Za wersję Xcellence z tym silnikiem zapłacimy 141 800 złotych (131 800 w promocji), a za wersję z silnikiem 2.0 EcoTSI, skrzynią DSG i napędem 4Drive w odmianie Xcellence trzeba wyłożyć już 166 800 złotych (156 800 w promocji). Testowy model to koszt co najmniej 177 200 złotych (167 200 w promocji), nie licząc oczywiście dodatków.

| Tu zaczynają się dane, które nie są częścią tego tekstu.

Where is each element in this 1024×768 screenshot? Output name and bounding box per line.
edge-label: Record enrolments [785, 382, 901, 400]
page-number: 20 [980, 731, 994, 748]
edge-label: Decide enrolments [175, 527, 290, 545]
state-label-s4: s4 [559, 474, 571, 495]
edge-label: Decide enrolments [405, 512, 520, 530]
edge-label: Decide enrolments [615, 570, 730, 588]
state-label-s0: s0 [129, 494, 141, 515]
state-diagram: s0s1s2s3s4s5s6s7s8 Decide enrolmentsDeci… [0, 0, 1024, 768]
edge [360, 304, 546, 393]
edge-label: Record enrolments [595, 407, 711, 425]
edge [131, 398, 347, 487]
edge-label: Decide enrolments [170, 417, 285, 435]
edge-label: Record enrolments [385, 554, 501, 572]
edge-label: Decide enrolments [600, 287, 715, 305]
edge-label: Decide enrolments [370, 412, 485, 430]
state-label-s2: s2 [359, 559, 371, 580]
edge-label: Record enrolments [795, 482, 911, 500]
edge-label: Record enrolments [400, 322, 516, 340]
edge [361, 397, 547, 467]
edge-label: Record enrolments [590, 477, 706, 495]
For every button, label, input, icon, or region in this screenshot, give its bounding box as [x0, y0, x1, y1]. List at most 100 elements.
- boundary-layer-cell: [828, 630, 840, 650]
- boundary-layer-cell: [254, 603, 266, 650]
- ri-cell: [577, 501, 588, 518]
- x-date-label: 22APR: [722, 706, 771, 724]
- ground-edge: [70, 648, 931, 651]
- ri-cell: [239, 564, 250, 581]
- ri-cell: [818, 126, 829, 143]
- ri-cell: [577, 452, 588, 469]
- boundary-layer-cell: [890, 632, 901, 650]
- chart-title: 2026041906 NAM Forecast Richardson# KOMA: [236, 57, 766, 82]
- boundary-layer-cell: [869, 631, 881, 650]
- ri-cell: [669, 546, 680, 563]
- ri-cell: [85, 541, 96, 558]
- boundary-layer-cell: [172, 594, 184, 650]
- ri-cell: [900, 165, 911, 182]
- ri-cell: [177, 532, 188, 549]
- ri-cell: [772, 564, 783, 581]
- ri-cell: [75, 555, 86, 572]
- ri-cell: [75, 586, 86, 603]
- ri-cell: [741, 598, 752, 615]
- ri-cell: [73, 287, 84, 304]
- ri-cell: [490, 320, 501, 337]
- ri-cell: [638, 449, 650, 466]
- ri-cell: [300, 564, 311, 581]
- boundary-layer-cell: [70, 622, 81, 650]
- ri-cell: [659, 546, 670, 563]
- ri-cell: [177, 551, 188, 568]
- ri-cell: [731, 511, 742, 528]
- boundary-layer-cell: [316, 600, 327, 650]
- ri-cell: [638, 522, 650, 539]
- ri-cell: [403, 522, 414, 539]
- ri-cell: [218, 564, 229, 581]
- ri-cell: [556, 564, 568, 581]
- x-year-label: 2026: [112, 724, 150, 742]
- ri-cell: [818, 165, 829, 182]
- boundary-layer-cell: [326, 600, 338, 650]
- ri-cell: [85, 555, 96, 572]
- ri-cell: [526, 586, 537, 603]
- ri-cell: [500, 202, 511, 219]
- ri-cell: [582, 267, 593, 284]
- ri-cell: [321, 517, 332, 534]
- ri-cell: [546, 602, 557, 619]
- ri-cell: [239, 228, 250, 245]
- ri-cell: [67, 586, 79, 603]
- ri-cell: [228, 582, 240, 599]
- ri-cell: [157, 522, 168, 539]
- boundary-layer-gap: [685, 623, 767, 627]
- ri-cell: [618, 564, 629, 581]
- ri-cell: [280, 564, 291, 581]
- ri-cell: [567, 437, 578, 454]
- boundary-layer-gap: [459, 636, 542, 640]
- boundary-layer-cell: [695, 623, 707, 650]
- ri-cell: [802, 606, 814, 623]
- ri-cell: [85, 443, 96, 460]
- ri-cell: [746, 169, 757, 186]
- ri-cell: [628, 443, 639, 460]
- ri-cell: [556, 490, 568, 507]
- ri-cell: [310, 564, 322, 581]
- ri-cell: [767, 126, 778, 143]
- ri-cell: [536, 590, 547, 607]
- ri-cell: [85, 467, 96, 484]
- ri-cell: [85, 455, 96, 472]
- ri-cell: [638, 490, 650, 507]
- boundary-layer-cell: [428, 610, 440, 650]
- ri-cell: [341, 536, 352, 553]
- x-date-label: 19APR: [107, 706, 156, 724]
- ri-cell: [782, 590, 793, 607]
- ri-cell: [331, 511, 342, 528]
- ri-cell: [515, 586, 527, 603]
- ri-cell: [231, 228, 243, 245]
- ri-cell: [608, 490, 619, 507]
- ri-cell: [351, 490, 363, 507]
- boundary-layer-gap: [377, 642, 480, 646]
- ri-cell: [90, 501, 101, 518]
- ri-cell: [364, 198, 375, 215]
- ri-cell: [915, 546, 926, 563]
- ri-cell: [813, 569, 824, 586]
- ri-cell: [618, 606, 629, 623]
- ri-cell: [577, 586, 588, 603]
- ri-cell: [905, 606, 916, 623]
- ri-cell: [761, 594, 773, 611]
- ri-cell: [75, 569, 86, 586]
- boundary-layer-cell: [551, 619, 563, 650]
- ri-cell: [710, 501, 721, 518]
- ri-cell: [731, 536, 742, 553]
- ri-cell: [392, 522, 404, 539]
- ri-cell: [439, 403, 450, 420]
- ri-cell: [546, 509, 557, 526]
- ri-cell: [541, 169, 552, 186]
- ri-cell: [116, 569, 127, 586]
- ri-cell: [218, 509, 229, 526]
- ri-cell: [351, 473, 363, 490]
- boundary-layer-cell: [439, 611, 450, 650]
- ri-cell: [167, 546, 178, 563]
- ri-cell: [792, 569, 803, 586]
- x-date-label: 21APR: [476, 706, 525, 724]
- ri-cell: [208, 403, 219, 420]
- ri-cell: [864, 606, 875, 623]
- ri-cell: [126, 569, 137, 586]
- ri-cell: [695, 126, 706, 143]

Jak wygląda konkurencja? Równie smakowicie. Za nieco ponad 180 000 złotych mamy piękną, choć mniej funkcjonalną Alfę Romeo Stelvio z benzynowym silnikiem 2.0 GME MultiAir o mocy 200 KM z 8-biegowym automatem i napędem na cztery koła. Za niespełna 190 000 złotych mamy Kię Sorento w wersji GT Line, również z napędem na cztery koła i 185-konnym dieslem pod maską. Jest także wspomniana Škoda Kodiaq w kilku wariantach, ciekawy Peugeot 5008 GT ze 177-konnym silnikiem wysokoprężnym czy też olbrzymi SsangYong Rexton w topowej odmianie.
Czy warto?
Co prawda Seata od dawna napędza temperament, ale w przypadku Tarraco jest to również głos rozsądku. To naprawdę bardzo udany model w którym trudno doszukiwać się uporczywych wad. Być może wnętrze nie porywa, zaś cena wydaje się wysoka w porównaniu do konkurencji, ale wystarczy odpowiednio przekalkulować wszystkie warianty oraz sprawdzić listę wyposażenia, aby dojść do wniosku, że Seat Tarraco to naprawdę ciekawa propozycja. A odmiana w zielonym kolorze to gwarancja na ciekawskie spojrzenia.